I wonder how powerful Roberto’s cameras are. What the nature of their relationship might be.
“Let’s dance some more,” she says to me. “It feels good to dance in the air, doesn’t it?”
For a guy who didn’t expect or desire a lot of conversation today, I surprise myself. We talk about everything, about the state of the world, our pasts. I’m not selling anything today. I have no agenda. So I show it all to her. Maybe I want to scare her away. Or maybe I’m tired of slinking around, suffused in shame by my past, by who I am. This is me.
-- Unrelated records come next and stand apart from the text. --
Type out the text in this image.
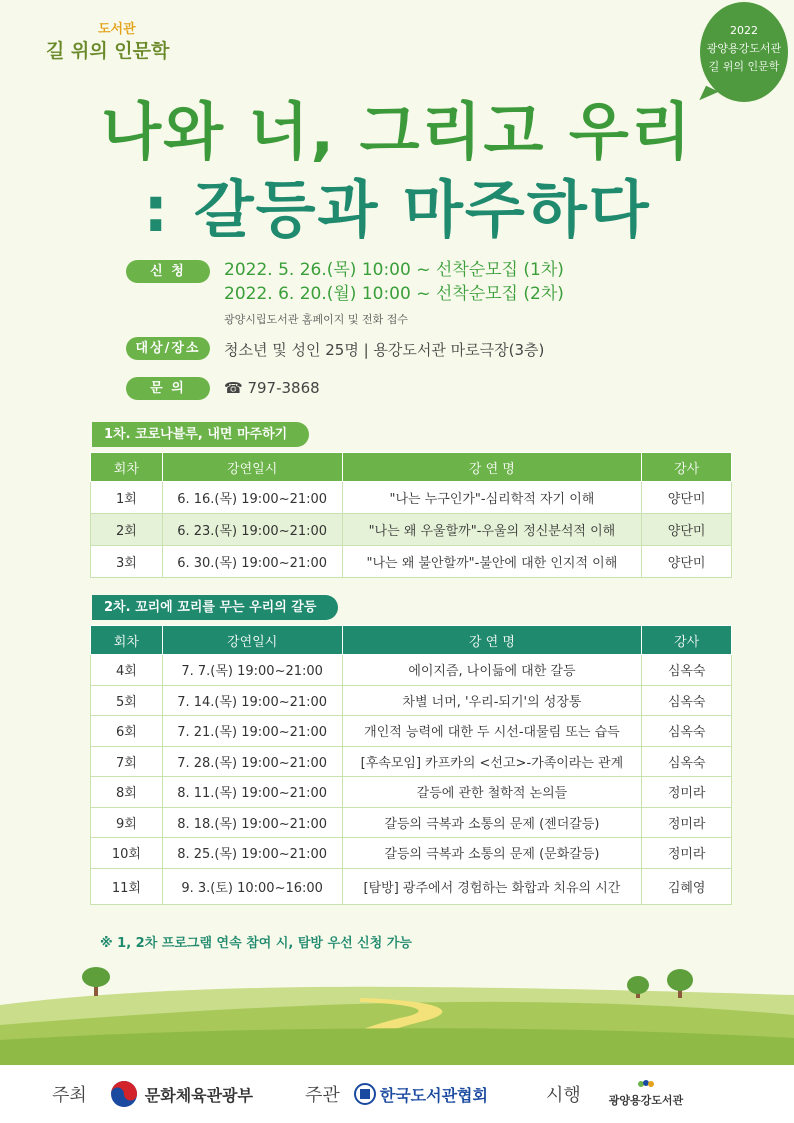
도서관
길 위의 인문학
2022
광양용강도서관
길 위의 인문학
나와 너, 그리고 우리
: 갈등과 마주하다
신 청	2022. 5. 26.(목) 10:00 ~ 선착순모집 (1차)
2022. 6. 20.(월) 10:00 ~ 선착순모집 (2차)
광양시립도서관 홈페이지 및 전화 접수
대상/장소	청소년 및 성인 25명 | 용강도서관 마로극장(3층)
문 의	☎ 797-3868
1차. 코로나블루, 내면 마주하기
회차	강연일시	강 연 명	강사
1회	6. 16.(목) 19:00~21:00	"나는 누구인가"-심리학적 자기 이해	양단미
2회	6. 23.(목) 19:00~21:00	"나는 왜 우울할까"-우울의 정신분석적 이해	양단미
3회	6. 30.(목) 19:00~21:00	"나는 왜 불안할까"-불안에 대한 인지적 이해	양단미
2차. 꼬리에 꼬리를 무는 우리의 갈등
회차	강연일시	강 연 명	강사
4회	7. 7.(목) 19:00~21:00	에이지즘, 나이듦에 대한 갈등	심옥숙
5회	7. 14.(목) 19:00~21:00	차별 너머, '우리-되기'의 성장통	심옥숙
6회	7. 21.(목) 19:00~21:00	개인적 능력에 대한 두 시선-대물림 또는 습득	심옥숙
7회	7. 28.(목) 19:00~21:00	[후속모임] 카프카의 <선고>-가족이라는 관계	심옥숙
8회	8. 11.(목) 19:00~21:00	갈등에 관한 철학적 논의들	정미라
9회	8. 18.(목) 19:00~21:00	갈등의 극복과 소통의 문제 (젠더갈등)	정미라
10회	8. 25.(목) 19:00~21:00	갈등의 극복과 소통의 문제 (문화갈등)	정미라
11회	9. 3.(토) 10:00~16:00	[탐방] 광주에서 경험하는 화합과 치유의 시간	김혜영
※ 1, 2차 프로그램 연속 참여 시, 탐방 우선 신청 가능
주최	문화체육관광부	주관	한국도서관협회	시행	광양용강도서관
I tell her about attending college in the eighties, about my time in the Air Force. She tells me about her brief stint as a fashion photographer, how she had missed the beauty of New Mexico and left New York to start a hot-air balloon company. She tells me about Roberto, how they are good friends after a failed marriage.
In the end, we show the other all our cards. Neither of us has agenda here today. We are a few years north of 50. We aren’t looking for anything permanent. By this point, we’ve told ourselves that lie so many times we believe it — almost.
I’m always doing this. Two hours with a beautiful woman, and I’m smitten. Honestly, I’ve got some peculiar addiction to love.
‘You know sometime you’re bound to leave her, but for now you’re going to stay – In the year of the cat,’ floats out her wireless speaker.
Despite myself, I want this woman. She’s adjusting the fire thingy, which keeps us afloat high in the sky.
When she turns back to me, I will kiss her, I think. If she slaps me, I will apologize profusely and return to my self-sufficient introvert default setting. I turn to soak up the magnificent view.
I feel her shifting behind me.
I turn away from the railing, but before I can do anything, she kisses me.